ところで、プレゼンを聞いていたら、「このパッケージでは、原材料を中間品や製品に加工していく段階のみを『工程』とよび、秤量は単なる『作業』として扱う」という説明が出てきた。マテリアルに加工を加えて、別のマテリアルにするような仕事のみを工程と呼ぶというわけである。つまり、言いかえると、BOMの親子関係で結ばれないような仕事は、製造工程としては付随的なものだ、という発想なのだ。

「秤量」とは何かというと、粉体や液体の原料を、精確に計量する仕事だ。化学天秤などの秤をつかって、必要量だけ小分けする作業である。主に医薬品や飲料・食品・香料・化粧品などの工場での呼び方だ。最近の秤量機械はインテリジェントで、上位系システムと接続してデータのやり取りもできる。広い意味では、「計量」の一種である。

そして、じつは多くの生産スケジューラや生産管理システムは、この秤量・計量といった仕事をうまく取り扱えない。「容器」をうまく扱えないこととならんで、現代のAPSシステムの困った欠点だと、私はかねがね感じている。

ご存知の方も多いだろうが、医薬品製造の世界には、GMP=Good Manufacturing
Practice
という考え方があり、厚生省令で事実上法律と同じ力を持っている。このGMPの中では、秤量は製造行為の一部であると規定されており、正しく作業が行われていることを製造管理責任者が確認しなければならない。「薬のさじ加減」がずれたら薬効が変わってしまう以上、当然である。上述のベンダーだって、そのことはよく知っている。

にもかかわらず、生産計画やスケジューリングの中で、しばしば、計量・秤量などの行為は、脇役的な仕事と位置づけられる。なぜか。おそらく、MRPの所要量展開計算をしても、計量・秤量の指図が導出できないからなのだ。「BOMの親子関係に工程や工順(ルーティング)が対応する」というデータモデルの前提に、うまくあてはまらないのだ。秤量の前後でマテリアル・マスタの品目に変化が無いのだから、どう位置づけたらいいか分からない、のだろう。

同じような問題は、「裁断」という行為にもあらわれる。製鉄・金属材料・電線・フィルム・繊維などの世界では、原材料や製品をロールやシートで取り扱うことが多い。これを裁断して形を与え、小分けする作業が必要である。これも、物自体に変化を加える加工ではない。だからデータモデル上での位置づけに困ることが多い。食品工業によくあわられる「不定貫」の材料を計量する行為も似ている。

こうした幅広い業種で必要とされる作業をシステム化できないことの弊害は大きい。パッケージを持ってきても、業務にうまくフィットしないのだ。「業務をパッケージに合わせろ」となどいうことを言うベンダーもいるが、切らずに縫える布があったらお目にかかりたいものだ。MRPの考え方の根底には、機械部品などのディスクリート型の発想があって、ものを数えたり切ったりする必要性が抜け落ちている。この点に気がつけば、問題解決の糸口は見えてくるはずなのだ。
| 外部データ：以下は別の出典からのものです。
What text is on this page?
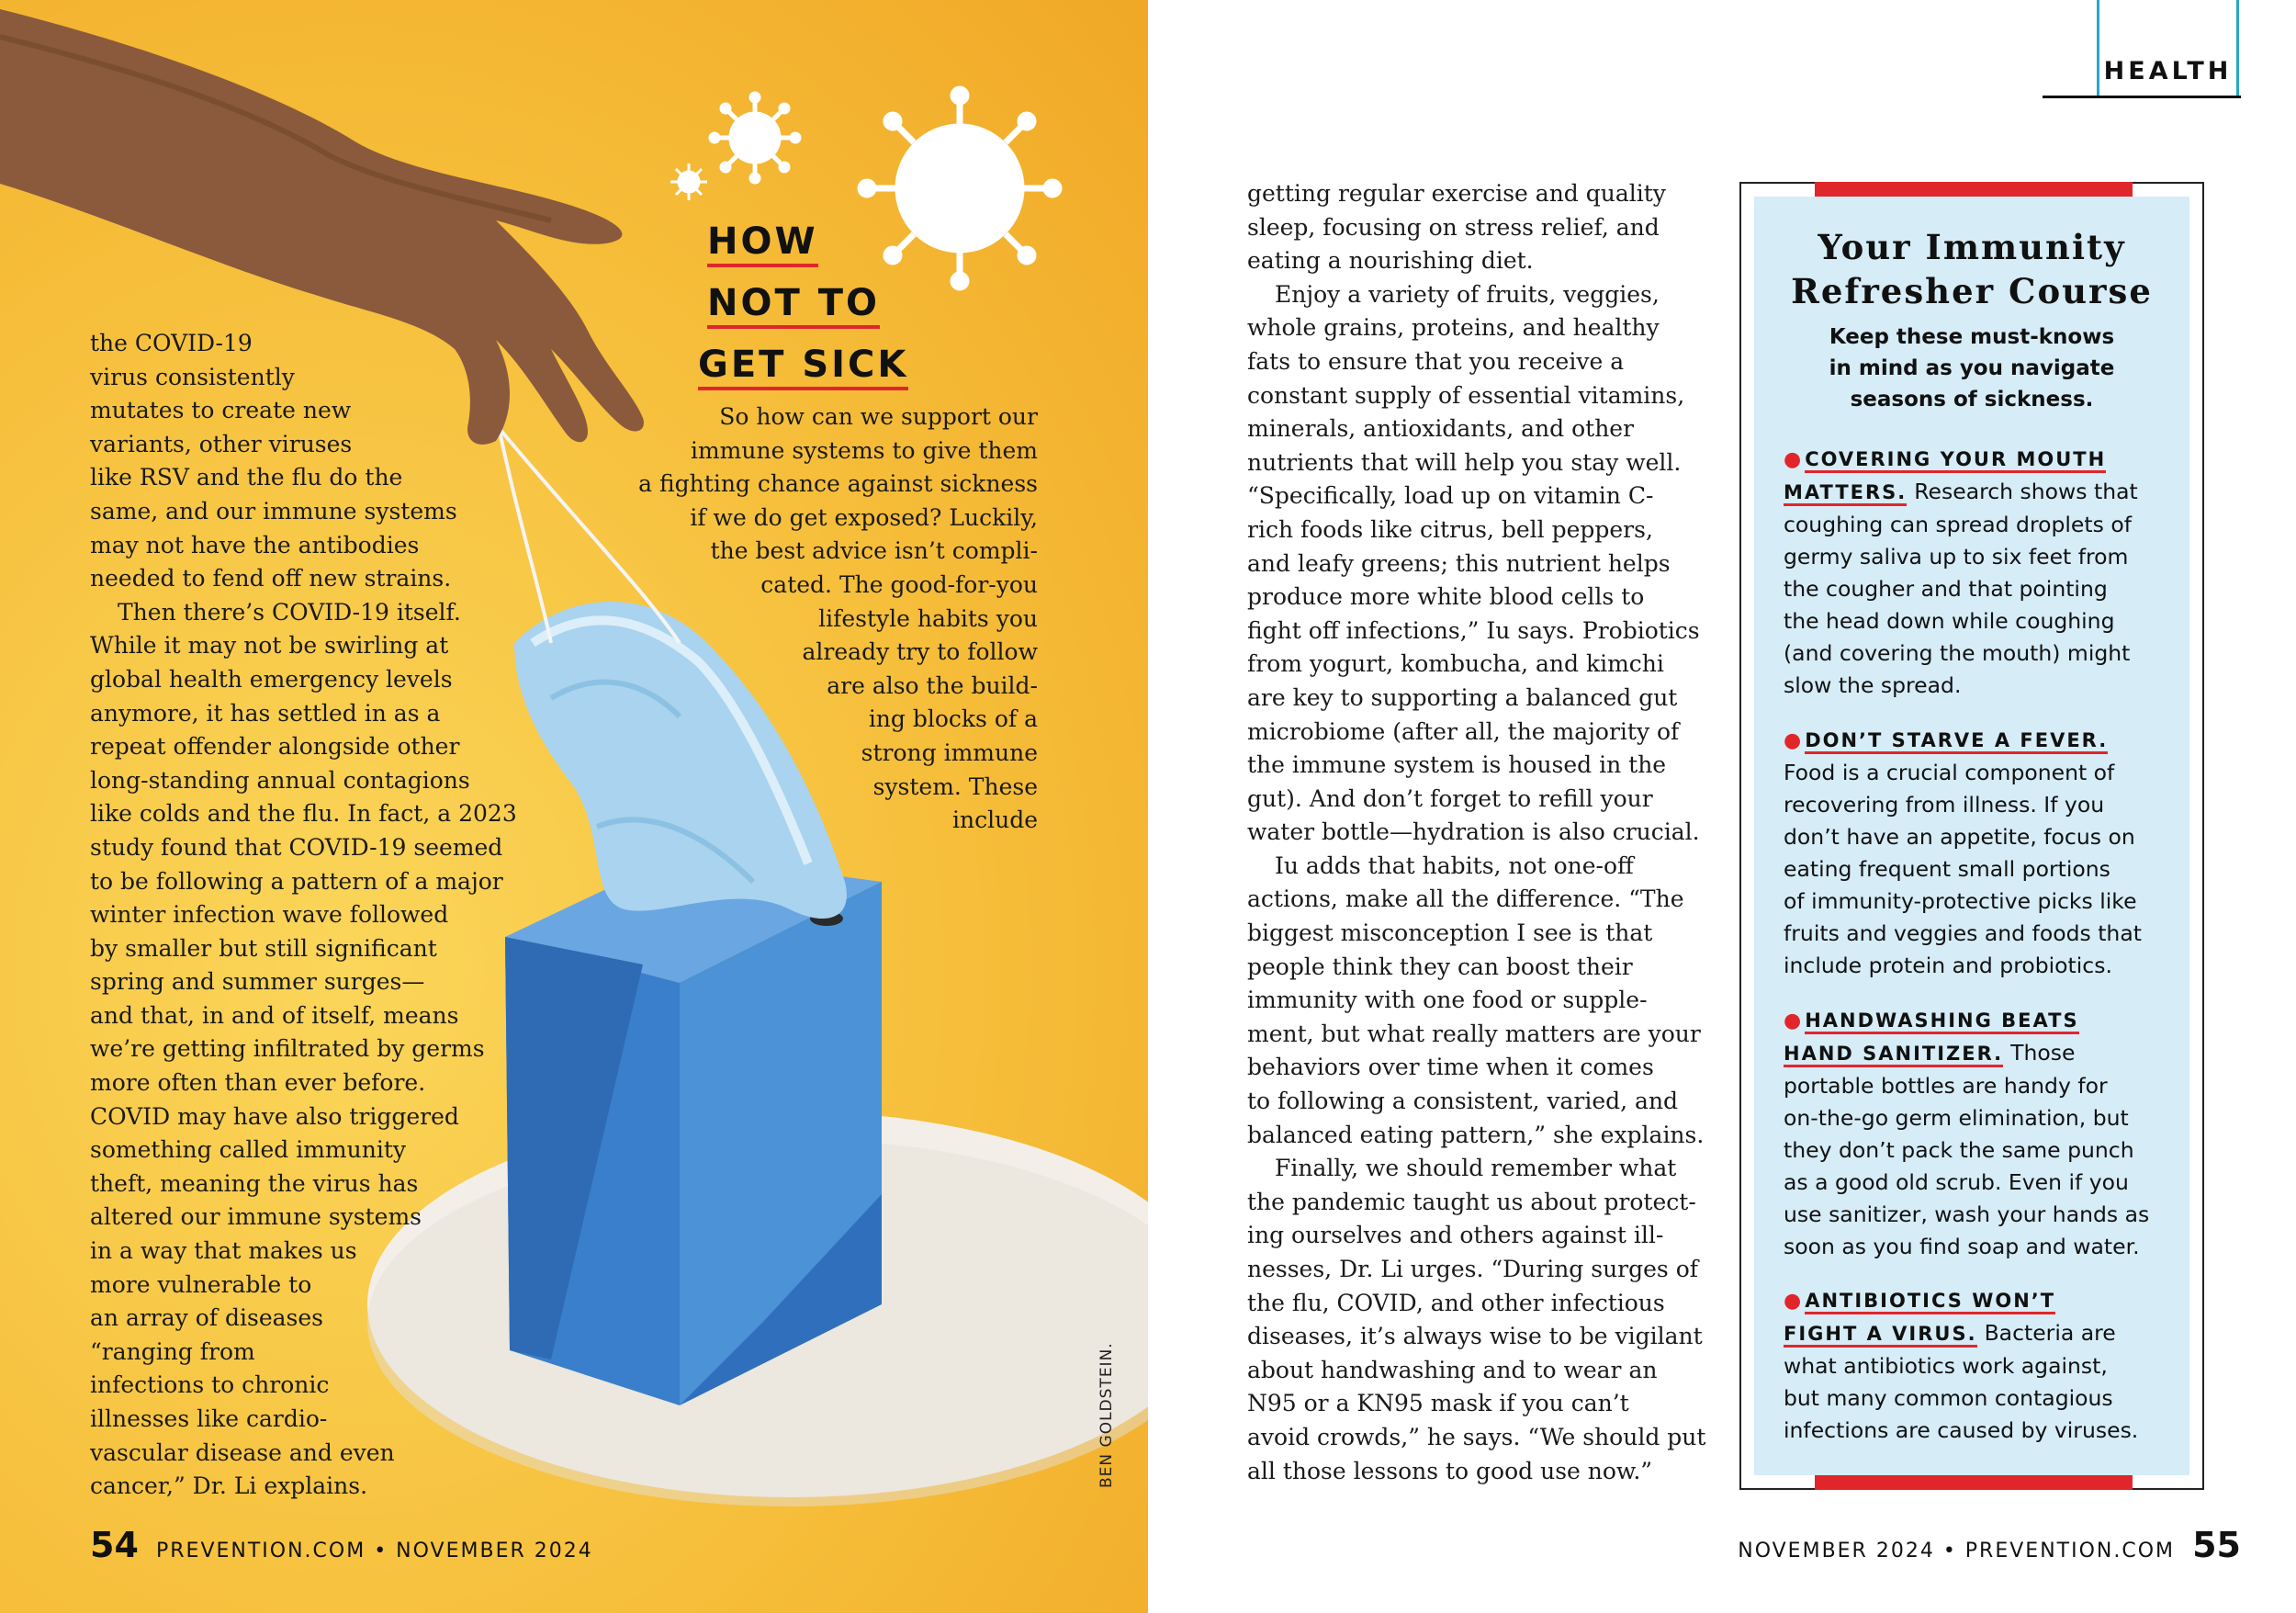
HOW
NOT TO
GET SICK
So how can we support our
immune systems to give them
a fighting chance against sickness
if we do get exposed? Luckily,
the best advice isn’t compli-
cated. The good-for-you
lifestyle habits you
already try to follow
are also the build-
ing blocks of a
strong immune
system. These
include
the COVID-19
virus consistently
mutates to create new
variants, other viruses
like RSV and the flu do the
same, and our immune systems
may not have the antibodies
needed to fend off new strains.
Then there’s COVID-19 itself.
While it may not be swirling at
global health emergency levels
anymore, it has settled in as a
repeat offender alongside other
long-standing annual contagions
like colds and the flu. In fact, a 2023
study found that COVID-19 seemed
to be following a pattern of a major
winter infection wave followed
by smaller but still significant
spring and summer surges—
and that, in and of itself, means
we’re getting infiltrated by germs
more often than ever before.
COVID may have also triggered
something called immunity
theft, meaning the virus has
altered our immune systems
in a way that makes us
more vulnerable to
an array of diseases
“ranging from
infections to chronic
illnesses like cardio-
vascular disease and even
cancer,” Dr. Li explains.	BEN GOLDSTEIN.
54 PREVENTION.COM • NOVEMBER 2024
getting regular exercise and quality
sleep, focusing on stress relief, and
eating a nourishing diet.
Enjoy a variety of fruits, veggies,
whole grains, proteins, and healthy
fats to ensure that you receive a
constant supply of essential vitamins,
minerals, antioxidants, and other
nutrients that will help you stay well.
“Specifically, load up on vitamin C-
rich foods like citrus, bell peppers,
and leafy greens; this nutrient helps
produce more white blood cells to
fight off infections,” Iu says. Probiotics
from yogurt, kombucha, and kimchi
are key to supporting a balanced gut
microbiome (after all, the majority of
the immune system is housed in the
gut). And don’t forget to refill your
water bottle—hydration is also crucial.
Iu adds that habits, not one-off
actions, make all the difference. “The
biggest misconception I see is that
people think they can boost their
immunity with one food or supple-
ment, but what really matters are your
behaviors over time when it comes
to following a consistent, varied, and
balanced eating pattern,” she explains.
Finally, we should remember what
the pandemic taught us about protect-
ing ourselves and others against ill-
nesses, Dr. Li urges. “During surges of
the flu, COVID, and other infectious
diseases, it’s always wise to be vigilant
about handwashing and to wear an
N95 or a KN95 mask if you can’t
avoid crowds,” he says. “We should put
all those lessons to good use now.”
HEALTH
Your Immunity
Refresher Course
Keep these must-knows
in mind as you navigate
seasons of sickness.
● COVERING YOUR MOUTH
MATTERS. Research shows that
coughing can spread droplets of
germy saliva up to six feet from
the cougher and that pointing
the head down while coughing
(and covering the mouth) might
slow the spread.
● DON’T STARVE A FEVER.
Food is a crucial component of
recovering from illness. If you
don’t have an appetite, focus on
eating frequent small portions
of immunity-protective picks like
fruits and veggies and foods that
include protein and probiotics.
● HANDWASHING BEATS
HAND SANITIZER. Those
portable bottles are handy for
on-the-go germ elimination, but
they don’t pack the same punch
as a good old scrub. Even if you
use sanitizer, wash your hands as
soon as you find soap and water.
● ANTIBIOTICS WON’T
FIGHT A VIRUS. Bacteria are
what antibiotics work against,
but many common contagious
infections are caused by viruses.
NOVEMBER 2024 • PREVENTION.COM 55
ところで、もしかすると、計量・秤量・裁断などの仕事が生産管理システムでうまく扱えない理由は、じつは別のところにあるのかもしれない。これらの仕事が『付加価値を生まない』と考えられているから、軽んじられてる可能性もあるのではないか。対象となる物品に何の変化ももたらさない、つまり価値創造に貢献していない、というわけだ。
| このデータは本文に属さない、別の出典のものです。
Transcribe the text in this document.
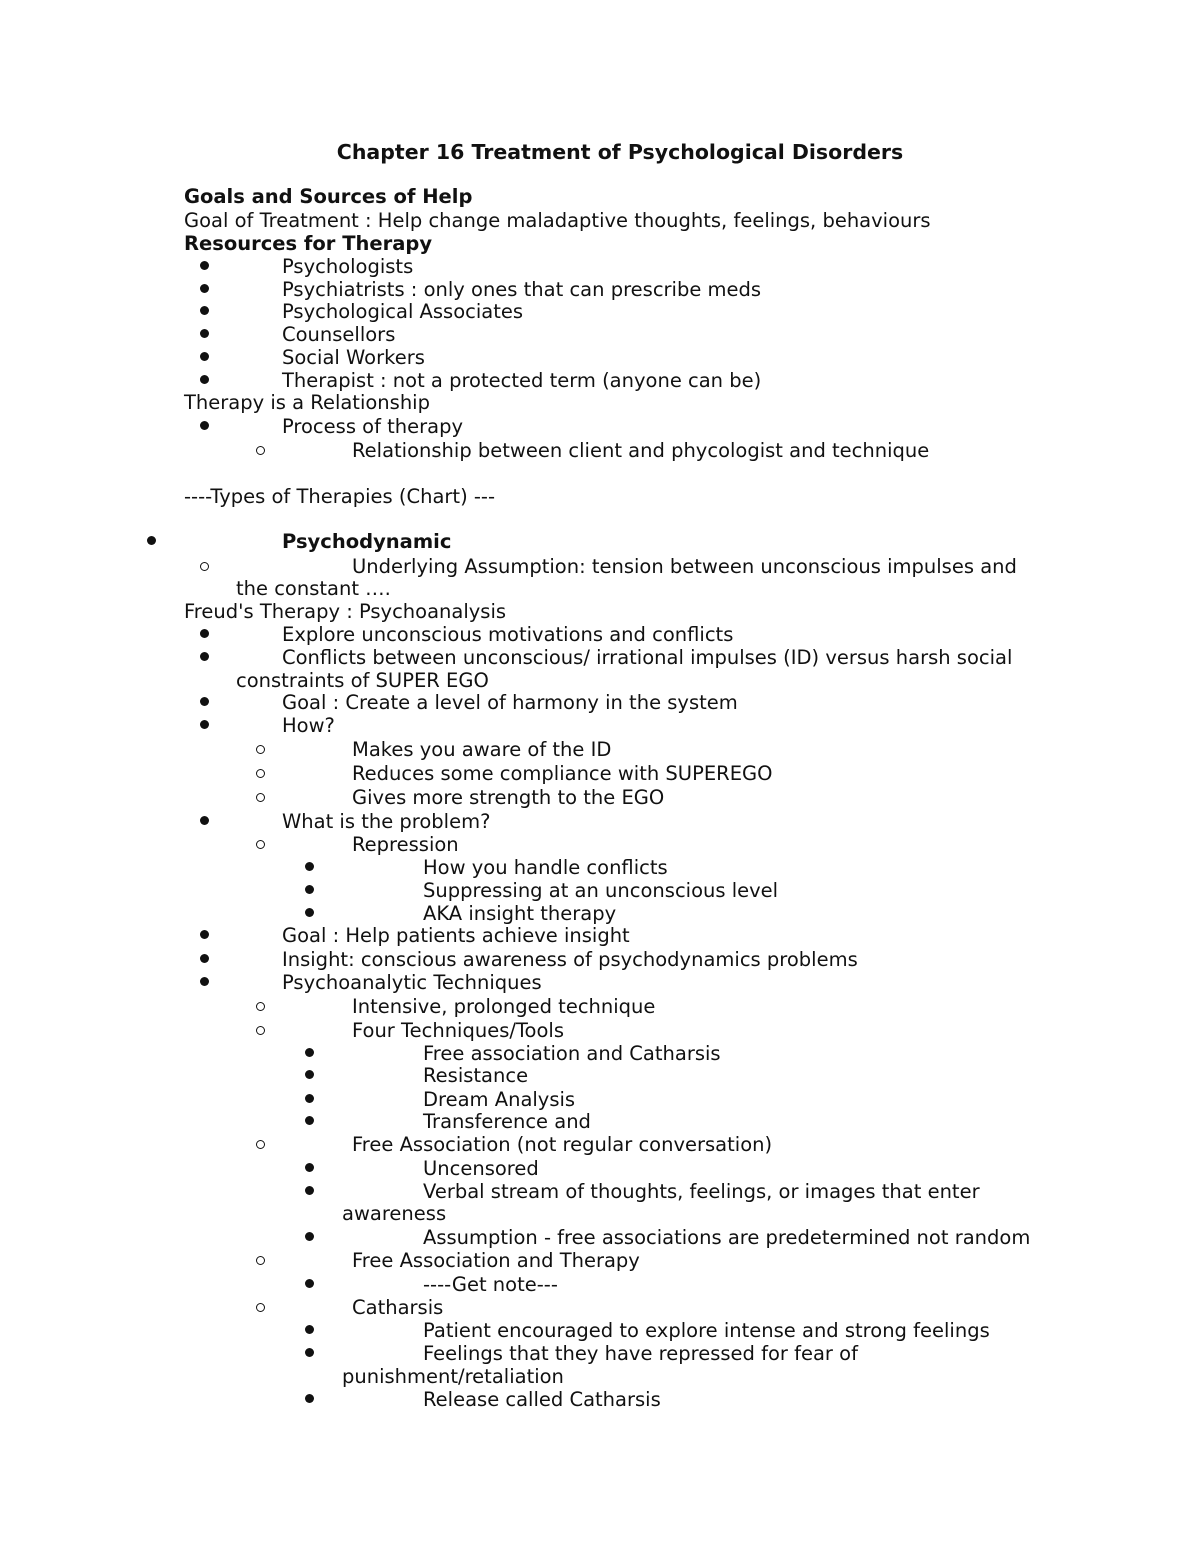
Chapter 16 Treatment of Psychological Disorders
Goals and Sources of Help
Goal of Treatment : Help change maladaptive thoughts, feelings, behaviours
Resources for Therapy
Psychologists
Psychiatrists : only ones that can prescribe meds
Psychological Associates
Counsellors
Social Workers
Therapist : not a protected term (anyone can be)
Therapy is a Relationship
Process of therapy
Relationship between client and phycologist and technique
----Types of Therapies (Chart) ---
Psychodynamic
Underlying Assumption: tension between unconscious impulses and
the constant ….
Freud's Therapy : Psychoanalysis
Explore unconscious motivations and conflicts
Conflicts between unconscious/ irrational impulses (ID) versus harsh social
constraints of SUPER EGO
Goal : Create a level of harmony in the system
How?
Makes you aware of the ID
Reduces some compliance with SUPEREGO
Gives more strength to the EGO
What is the problem?
Repression
How you handle conflicts
Suppressing at an unconscious level
AKA insight therapy
Goal : Help patients achieve insight
Insight: conscious awareness of psychodynamics problems
Psychoanalytic Techniques
Intensive, prolonged technique
Four Techniques/Tools
Free association and Catharsis
Resistance
Dream Analysis
Transference and
Free Association (not regular conversation)
Uncensored
Verbal stream of thoughts, feelings, or images that enter
awareness
Assumption - free associations are predetermined not random
Free Association and Therapy
----Get note---
Catharsis
Patient encouraged to explore intense and strong feelings
Feelings that they have repressed for fear of
punishment/retaliation
Release called Catharsis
そうだとすると、これはもっと深刻な哲学的問題(?)である。よく、「物流には付加価値がない」などという人がいるが、私は賛成しない。モノを利用可能な形で移動・保管・供給するのは立派な仕事だ。同じように、精確に秤量された原料は、秤量されていない缶の中の原料よりも高い利用価値がある。物の形を変えない限り付加価値とは認めない、という考え方の人は、「物を右から左に動かすだけで利を得る商人は、物を作る職人よりも身分が下である」という、江戸時代の士農工商の思想から抜け出ていないと、私は思うのだ。